It is common in the petroleum industry to employ foamed liquids in cleaning out and/or fracturing wells, particularly petroleum wells with low formation pressures and gas wells. Foam is employed for a number of reasons, among them the necessity to avoid formation damage from the large hydrostatic head generated by a column of liquid in the well bore, and the desirability to conserve liquid well treating materials, the quantity thereof required being significantly reduced by foaming.
Several methods are known for generating foam for well treatment, such as generating the foam at the well head by using a TEE or pumping the treating liquid down a well bore annulus to the treatment zone while pumping a gaseous component of the foam down a tubing string which ends at the treatment zone. The former method requires very high pumping pressures in deeper wells, due to the frictional losses incurred by pumping foam. In a well with a high fracture gradient, defined as treatment pressure over treatment zone depth, such frictional losses may render foam fracturing prohibitively expensive or impossible to perform. The latter method produces an unstable foam with non-uniform bubble size and dispersion as well as "slugging" of gas and liquid, if in fact a foam per se is produced at all.
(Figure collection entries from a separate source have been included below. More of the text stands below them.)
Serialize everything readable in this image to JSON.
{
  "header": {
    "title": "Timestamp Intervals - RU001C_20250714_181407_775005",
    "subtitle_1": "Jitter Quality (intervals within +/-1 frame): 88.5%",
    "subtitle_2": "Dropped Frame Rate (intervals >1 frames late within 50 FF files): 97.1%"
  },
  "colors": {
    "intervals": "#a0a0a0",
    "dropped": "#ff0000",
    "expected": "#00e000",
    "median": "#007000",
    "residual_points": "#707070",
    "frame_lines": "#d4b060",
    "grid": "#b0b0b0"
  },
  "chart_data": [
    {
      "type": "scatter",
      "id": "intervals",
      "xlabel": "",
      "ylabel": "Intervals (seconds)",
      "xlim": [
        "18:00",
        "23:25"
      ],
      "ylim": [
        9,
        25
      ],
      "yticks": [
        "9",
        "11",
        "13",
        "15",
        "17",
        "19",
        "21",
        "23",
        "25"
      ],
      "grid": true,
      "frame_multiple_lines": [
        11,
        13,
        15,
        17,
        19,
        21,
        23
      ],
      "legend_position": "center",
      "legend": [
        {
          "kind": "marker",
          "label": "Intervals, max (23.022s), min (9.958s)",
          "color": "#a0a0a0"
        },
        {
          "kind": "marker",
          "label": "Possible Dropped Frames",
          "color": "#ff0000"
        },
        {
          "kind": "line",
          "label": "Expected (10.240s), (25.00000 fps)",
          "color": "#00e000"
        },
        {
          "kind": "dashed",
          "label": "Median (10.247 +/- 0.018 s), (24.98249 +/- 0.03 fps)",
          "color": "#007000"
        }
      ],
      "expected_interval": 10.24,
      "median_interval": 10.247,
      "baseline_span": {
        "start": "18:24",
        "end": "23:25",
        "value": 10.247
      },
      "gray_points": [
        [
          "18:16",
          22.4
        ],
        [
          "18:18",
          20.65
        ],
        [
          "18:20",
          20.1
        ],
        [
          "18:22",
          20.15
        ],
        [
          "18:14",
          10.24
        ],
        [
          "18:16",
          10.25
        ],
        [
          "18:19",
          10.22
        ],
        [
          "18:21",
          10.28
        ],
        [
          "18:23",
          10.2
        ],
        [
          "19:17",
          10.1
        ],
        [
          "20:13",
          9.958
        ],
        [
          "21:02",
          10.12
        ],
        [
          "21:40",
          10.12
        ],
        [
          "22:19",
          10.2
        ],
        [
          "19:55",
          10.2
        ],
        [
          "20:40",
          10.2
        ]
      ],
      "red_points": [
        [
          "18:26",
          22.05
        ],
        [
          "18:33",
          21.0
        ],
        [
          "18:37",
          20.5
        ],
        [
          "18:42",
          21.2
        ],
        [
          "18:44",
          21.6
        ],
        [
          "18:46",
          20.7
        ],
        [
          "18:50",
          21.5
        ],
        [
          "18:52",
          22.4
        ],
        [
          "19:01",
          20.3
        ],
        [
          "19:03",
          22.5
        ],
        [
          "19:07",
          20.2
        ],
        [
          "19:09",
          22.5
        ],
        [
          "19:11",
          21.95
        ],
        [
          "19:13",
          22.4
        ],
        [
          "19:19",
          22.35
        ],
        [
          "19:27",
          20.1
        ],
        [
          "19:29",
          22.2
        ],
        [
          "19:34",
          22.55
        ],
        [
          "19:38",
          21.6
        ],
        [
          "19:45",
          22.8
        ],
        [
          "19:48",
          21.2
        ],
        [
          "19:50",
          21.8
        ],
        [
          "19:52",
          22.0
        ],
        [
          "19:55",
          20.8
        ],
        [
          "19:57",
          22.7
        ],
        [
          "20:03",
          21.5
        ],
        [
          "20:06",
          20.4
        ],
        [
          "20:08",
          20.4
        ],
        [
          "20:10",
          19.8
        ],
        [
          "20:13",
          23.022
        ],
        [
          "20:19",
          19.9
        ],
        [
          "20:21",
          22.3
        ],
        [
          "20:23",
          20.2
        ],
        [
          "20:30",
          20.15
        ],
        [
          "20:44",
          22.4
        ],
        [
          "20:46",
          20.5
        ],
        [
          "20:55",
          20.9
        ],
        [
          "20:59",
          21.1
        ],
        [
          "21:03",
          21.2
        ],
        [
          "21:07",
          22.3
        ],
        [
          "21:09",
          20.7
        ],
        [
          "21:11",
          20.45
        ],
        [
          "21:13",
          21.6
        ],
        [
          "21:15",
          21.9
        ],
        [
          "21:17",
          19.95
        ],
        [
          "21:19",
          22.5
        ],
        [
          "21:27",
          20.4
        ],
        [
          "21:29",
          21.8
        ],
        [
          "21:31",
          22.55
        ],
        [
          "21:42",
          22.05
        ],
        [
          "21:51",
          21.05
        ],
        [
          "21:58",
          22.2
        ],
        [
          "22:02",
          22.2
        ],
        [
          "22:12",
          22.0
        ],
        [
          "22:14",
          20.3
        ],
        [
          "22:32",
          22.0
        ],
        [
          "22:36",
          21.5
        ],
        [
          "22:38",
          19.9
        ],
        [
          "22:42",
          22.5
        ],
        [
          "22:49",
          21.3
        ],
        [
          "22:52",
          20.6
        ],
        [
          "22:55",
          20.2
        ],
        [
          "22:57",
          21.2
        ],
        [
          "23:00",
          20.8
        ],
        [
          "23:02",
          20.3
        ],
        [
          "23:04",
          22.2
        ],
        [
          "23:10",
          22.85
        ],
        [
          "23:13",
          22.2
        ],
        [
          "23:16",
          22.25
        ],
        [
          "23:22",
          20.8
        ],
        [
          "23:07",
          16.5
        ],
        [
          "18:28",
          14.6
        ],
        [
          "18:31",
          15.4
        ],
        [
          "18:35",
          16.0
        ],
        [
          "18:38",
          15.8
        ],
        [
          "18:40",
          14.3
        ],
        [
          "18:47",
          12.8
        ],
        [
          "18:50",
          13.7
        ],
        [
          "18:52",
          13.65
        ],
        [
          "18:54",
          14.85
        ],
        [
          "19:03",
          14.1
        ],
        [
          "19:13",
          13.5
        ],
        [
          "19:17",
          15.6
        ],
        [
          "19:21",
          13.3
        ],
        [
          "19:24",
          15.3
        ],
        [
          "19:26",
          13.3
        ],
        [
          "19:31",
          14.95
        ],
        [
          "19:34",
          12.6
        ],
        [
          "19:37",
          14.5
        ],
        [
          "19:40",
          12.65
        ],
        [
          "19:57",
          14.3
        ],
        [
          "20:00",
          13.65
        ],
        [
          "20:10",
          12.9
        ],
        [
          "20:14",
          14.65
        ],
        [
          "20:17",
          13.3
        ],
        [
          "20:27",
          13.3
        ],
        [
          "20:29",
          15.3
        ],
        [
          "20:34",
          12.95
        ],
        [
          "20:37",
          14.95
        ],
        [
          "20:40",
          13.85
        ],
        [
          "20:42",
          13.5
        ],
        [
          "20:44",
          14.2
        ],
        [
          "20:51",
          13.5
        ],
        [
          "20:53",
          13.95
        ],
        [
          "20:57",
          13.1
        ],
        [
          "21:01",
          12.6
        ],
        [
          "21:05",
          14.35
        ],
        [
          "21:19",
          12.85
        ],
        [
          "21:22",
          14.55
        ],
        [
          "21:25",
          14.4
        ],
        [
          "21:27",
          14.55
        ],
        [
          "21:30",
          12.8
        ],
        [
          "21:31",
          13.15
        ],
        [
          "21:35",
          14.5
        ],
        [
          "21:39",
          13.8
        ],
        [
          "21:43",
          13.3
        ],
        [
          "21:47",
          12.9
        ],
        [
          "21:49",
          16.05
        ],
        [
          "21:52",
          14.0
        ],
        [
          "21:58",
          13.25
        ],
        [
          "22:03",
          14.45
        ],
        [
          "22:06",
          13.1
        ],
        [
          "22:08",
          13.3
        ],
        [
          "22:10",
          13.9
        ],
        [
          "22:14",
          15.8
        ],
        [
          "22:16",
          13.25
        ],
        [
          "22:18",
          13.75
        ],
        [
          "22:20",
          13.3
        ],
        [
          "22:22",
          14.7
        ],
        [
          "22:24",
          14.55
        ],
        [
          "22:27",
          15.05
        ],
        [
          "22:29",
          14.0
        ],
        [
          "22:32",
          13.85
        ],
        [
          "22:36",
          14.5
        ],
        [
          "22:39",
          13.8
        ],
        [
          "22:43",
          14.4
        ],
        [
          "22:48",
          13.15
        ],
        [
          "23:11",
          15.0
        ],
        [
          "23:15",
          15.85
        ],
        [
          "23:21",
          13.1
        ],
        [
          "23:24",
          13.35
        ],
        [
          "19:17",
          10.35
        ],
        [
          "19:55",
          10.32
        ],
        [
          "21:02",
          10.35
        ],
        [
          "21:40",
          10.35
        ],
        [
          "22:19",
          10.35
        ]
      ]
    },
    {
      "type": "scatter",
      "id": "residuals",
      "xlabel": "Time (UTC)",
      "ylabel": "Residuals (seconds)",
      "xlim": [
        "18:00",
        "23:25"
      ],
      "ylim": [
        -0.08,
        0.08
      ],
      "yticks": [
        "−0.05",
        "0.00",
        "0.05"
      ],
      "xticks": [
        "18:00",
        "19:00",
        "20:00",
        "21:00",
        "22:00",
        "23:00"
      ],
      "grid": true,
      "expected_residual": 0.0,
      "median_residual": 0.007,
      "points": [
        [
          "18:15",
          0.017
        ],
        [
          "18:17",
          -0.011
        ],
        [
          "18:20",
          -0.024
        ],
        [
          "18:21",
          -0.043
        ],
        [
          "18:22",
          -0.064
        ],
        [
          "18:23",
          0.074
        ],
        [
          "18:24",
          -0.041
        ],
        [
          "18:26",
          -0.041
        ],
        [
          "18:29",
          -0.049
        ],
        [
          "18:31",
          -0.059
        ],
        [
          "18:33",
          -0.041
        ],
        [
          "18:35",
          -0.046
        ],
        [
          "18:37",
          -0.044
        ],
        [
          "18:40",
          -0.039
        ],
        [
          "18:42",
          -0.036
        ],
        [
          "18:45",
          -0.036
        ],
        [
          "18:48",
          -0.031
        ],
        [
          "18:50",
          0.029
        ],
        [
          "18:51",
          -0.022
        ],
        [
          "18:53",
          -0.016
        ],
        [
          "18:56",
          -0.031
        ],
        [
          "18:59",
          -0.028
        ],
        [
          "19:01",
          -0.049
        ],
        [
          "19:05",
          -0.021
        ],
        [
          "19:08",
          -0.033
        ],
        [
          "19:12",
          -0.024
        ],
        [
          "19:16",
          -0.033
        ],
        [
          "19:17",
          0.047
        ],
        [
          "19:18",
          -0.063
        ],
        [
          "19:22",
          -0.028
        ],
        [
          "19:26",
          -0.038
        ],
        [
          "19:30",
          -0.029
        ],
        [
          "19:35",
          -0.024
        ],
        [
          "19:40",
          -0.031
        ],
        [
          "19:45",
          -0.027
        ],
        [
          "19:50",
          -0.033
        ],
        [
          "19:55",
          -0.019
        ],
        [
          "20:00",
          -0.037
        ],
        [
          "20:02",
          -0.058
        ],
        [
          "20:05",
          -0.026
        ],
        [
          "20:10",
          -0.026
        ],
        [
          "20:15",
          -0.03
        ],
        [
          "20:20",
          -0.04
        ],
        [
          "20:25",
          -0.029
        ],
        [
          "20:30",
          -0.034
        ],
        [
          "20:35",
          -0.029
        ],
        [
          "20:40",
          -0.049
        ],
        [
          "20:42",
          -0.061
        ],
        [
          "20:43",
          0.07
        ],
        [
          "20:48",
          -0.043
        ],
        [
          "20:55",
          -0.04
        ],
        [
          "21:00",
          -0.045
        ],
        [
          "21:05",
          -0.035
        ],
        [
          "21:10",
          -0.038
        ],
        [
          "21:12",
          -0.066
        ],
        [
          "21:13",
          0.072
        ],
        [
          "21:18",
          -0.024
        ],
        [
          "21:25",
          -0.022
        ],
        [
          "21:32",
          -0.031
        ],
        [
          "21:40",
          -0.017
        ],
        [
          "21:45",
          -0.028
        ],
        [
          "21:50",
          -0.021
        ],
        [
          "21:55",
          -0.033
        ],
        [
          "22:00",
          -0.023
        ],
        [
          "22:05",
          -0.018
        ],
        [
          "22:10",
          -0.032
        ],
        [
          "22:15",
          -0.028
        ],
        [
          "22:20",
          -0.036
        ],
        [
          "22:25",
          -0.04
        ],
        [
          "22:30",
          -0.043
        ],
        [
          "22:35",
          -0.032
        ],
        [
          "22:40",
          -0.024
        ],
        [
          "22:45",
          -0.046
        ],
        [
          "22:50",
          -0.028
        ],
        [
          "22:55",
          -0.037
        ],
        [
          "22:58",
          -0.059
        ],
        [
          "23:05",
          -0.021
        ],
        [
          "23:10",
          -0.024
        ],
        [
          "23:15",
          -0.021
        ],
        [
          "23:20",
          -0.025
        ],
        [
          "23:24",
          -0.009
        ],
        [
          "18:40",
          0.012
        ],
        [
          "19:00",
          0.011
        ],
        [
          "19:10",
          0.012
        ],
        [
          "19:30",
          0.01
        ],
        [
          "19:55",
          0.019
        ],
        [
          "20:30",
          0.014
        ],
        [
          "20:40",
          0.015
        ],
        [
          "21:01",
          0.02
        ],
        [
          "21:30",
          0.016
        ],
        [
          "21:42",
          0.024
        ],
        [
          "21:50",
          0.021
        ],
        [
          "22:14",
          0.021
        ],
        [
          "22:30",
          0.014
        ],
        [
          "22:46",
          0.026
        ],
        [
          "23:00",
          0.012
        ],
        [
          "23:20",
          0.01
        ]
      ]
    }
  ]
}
U.S. Pat. No. 3,889,764, issued June 17, 1975 to John G. Jackson, discloses a method and apparatus for producing foam downhole in a drill string, in which the liquid and gaseous components of the foam may be mixed at the surface and pumped down the string to the foam delivery apparatus above the drill bit, or may be routed to the bottom of the string through separate conduits. The foam delivery apparatus is opened and closed by a pressure-controlled valve, and the foam is generated through impingement of the gas/liquid mixture onto a knife edge located between the discharge orifices of the apparatus. The foam thus generated travels up the wellbore carrying the material dislodged by the drill bit. When the liquid and gas are mixed at the surface, high pumping pressure is required. If several conduits are employed to carry the separated components to the drill bit, this requires the unwieldy handling of both the drill pipe and two inner conduits. In either case, the knife edge generator is unsuitable for use with abrasive-laden fluids, and the use of a spring loaded control valve requires a fairly precise estimate of the foam flow desired at any given time, in order to precalculate the desired pressure drop and adjust the valve spring.